A market-based forecasting model can complement actuarial and econometric models, which have inherent limitations.
This article describes a market-based default-rate forecasting model, based on the distribution of outstanding high-yield bonds between the distressed and non-distressed categories, and the respective, historical default rates of those categories.
The actual default rate tracks the market-based model’s year-ahead forecast fairly closely, although the forecast can overshoot under extreme market conditions.
The Nature and Importance of the Credit Cycle
Cycles play a major role in analysis aimed at achieving superior investment returns. Stock market participants base their valuations on corporate earnings, which fluctuate with the business cycle. The interest rate cycle strongly influences the performance of high-quality fixed-income assets, such as government bonds and mortgage-backed securities. Similarly, investors in corporate bonds, for which the risk of default is a material factor, can benefit from anticipating turns in the credit cycle.
At the beginning of the credit cycle, lenders perceive the risk of default to be low. They gladly extend loans even to low-quality borrowers, and accept small risk premiums (measured by yield differentials over risk-free rates). Inevitably, some borrowers incur more debt than they are able to support when the business cycle turns down. They consequently default on their obligations, which causes lenders to turn more conservative in their credit extension policies. As it becomes more difficult to borrow, other borrowers fail as a result of being unable to refinance their maturing debts. Finally, as the default wave subsides, lenders regain confidence and a new cycle begins.
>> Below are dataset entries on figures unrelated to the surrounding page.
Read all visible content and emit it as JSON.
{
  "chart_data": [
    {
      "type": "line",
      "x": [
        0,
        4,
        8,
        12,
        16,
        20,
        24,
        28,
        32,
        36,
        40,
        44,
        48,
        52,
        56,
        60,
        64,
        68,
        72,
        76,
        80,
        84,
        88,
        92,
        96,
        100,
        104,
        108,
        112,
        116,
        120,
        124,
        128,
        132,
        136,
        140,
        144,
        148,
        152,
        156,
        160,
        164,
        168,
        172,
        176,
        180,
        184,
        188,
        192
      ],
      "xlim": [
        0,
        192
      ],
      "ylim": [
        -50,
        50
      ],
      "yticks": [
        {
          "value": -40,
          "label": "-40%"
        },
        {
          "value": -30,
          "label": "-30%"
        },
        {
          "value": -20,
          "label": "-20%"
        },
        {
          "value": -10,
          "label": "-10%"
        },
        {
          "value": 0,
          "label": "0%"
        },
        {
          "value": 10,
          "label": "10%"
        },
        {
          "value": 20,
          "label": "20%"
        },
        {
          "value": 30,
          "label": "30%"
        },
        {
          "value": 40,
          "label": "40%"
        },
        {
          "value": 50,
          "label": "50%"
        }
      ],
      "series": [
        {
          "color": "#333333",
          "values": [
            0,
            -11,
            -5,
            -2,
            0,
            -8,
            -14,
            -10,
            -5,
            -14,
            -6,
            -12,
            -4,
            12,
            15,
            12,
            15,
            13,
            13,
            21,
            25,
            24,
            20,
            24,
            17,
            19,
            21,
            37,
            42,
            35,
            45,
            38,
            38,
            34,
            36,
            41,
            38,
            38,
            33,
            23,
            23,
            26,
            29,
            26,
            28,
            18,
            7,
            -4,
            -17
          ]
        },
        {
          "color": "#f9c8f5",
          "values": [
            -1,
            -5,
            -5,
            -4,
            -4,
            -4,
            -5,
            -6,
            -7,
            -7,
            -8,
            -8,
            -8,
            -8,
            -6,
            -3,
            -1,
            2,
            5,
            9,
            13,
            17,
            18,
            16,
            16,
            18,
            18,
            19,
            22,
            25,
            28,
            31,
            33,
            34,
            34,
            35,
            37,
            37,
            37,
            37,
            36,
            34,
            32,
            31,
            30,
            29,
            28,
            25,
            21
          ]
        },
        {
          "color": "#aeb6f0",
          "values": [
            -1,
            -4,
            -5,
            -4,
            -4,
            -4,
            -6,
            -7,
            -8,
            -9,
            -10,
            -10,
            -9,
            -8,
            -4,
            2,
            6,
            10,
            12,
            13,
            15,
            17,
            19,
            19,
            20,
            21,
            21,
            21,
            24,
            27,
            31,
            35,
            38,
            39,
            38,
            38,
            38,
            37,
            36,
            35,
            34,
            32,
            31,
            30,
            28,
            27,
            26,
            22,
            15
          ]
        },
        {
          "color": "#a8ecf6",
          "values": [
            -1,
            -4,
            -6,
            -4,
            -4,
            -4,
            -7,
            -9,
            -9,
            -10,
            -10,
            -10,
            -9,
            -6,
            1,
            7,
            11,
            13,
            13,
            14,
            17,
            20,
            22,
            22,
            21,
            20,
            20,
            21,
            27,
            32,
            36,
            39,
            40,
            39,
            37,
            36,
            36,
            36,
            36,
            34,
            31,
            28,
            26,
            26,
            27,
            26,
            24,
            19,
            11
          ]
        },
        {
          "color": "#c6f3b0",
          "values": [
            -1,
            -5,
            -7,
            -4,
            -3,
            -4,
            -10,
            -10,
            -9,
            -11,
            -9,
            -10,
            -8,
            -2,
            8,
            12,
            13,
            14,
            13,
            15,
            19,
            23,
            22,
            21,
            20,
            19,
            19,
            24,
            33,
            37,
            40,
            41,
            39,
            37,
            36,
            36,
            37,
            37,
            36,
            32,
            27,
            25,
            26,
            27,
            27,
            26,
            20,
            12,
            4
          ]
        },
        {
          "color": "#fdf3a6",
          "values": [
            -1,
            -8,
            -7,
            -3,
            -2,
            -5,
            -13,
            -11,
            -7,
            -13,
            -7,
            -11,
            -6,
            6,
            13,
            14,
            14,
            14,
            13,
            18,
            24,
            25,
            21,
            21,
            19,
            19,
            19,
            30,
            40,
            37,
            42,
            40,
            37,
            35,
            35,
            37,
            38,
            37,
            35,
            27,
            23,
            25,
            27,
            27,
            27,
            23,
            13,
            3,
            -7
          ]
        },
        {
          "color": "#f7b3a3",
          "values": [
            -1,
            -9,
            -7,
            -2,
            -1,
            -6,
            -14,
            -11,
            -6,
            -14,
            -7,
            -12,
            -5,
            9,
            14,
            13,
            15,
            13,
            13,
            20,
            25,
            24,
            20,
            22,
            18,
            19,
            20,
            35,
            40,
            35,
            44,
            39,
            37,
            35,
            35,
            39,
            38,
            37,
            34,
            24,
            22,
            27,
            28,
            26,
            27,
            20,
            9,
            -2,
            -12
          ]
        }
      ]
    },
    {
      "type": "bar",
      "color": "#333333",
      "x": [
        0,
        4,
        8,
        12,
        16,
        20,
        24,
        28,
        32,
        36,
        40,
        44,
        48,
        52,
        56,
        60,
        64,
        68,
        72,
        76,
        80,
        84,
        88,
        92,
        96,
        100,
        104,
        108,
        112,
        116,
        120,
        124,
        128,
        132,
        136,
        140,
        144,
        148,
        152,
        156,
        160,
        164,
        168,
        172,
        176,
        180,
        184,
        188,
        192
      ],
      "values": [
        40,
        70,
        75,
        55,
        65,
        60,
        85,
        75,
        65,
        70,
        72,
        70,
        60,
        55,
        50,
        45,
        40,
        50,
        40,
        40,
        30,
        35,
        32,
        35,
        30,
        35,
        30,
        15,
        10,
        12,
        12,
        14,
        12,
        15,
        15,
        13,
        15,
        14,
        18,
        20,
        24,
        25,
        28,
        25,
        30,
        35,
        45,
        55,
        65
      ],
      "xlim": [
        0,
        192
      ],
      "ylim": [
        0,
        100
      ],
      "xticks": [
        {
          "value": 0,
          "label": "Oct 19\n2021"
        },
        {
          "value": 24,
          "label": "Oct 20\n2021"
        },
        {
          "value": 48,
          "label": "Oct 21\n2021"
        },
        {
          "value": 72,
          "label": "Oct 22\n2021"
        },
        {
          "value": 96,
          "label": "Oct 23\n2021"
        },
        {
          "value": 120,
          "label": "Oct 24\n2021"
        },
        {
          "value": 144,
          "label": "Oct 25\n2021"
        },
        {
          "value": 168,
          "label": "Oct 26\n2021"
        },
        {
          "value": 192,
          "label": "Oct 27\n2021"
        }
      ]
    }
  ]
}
The link between the comparative liberality of credit extension risk and premiums on debt is illustrated in Figure 1. In a quarterly survey conducted by the Federal Reserve, senior loans officers of major money center banks indicate whether they are currently raising or lowering the quality standards that corporate borrowers must satisfy to obtain loans. As banks make it harder to qualify for loans, the average risk premium rises in the investment grade corporate bond market.
Risk premiums, in turn, are closely connected with default rates. Figure 2 documents this linkage over the past two US credit cycles. The trailing 12-months default rate on speculative grade issuers reached cyclical highs in June 1991, January 2002 and November 2009. Corresponding to these peaks were the cyclical maximum points of the option-adjusted spread on the Merrill Lynch High Yield Master II Index, in January 1991, June 2002 and December 2008.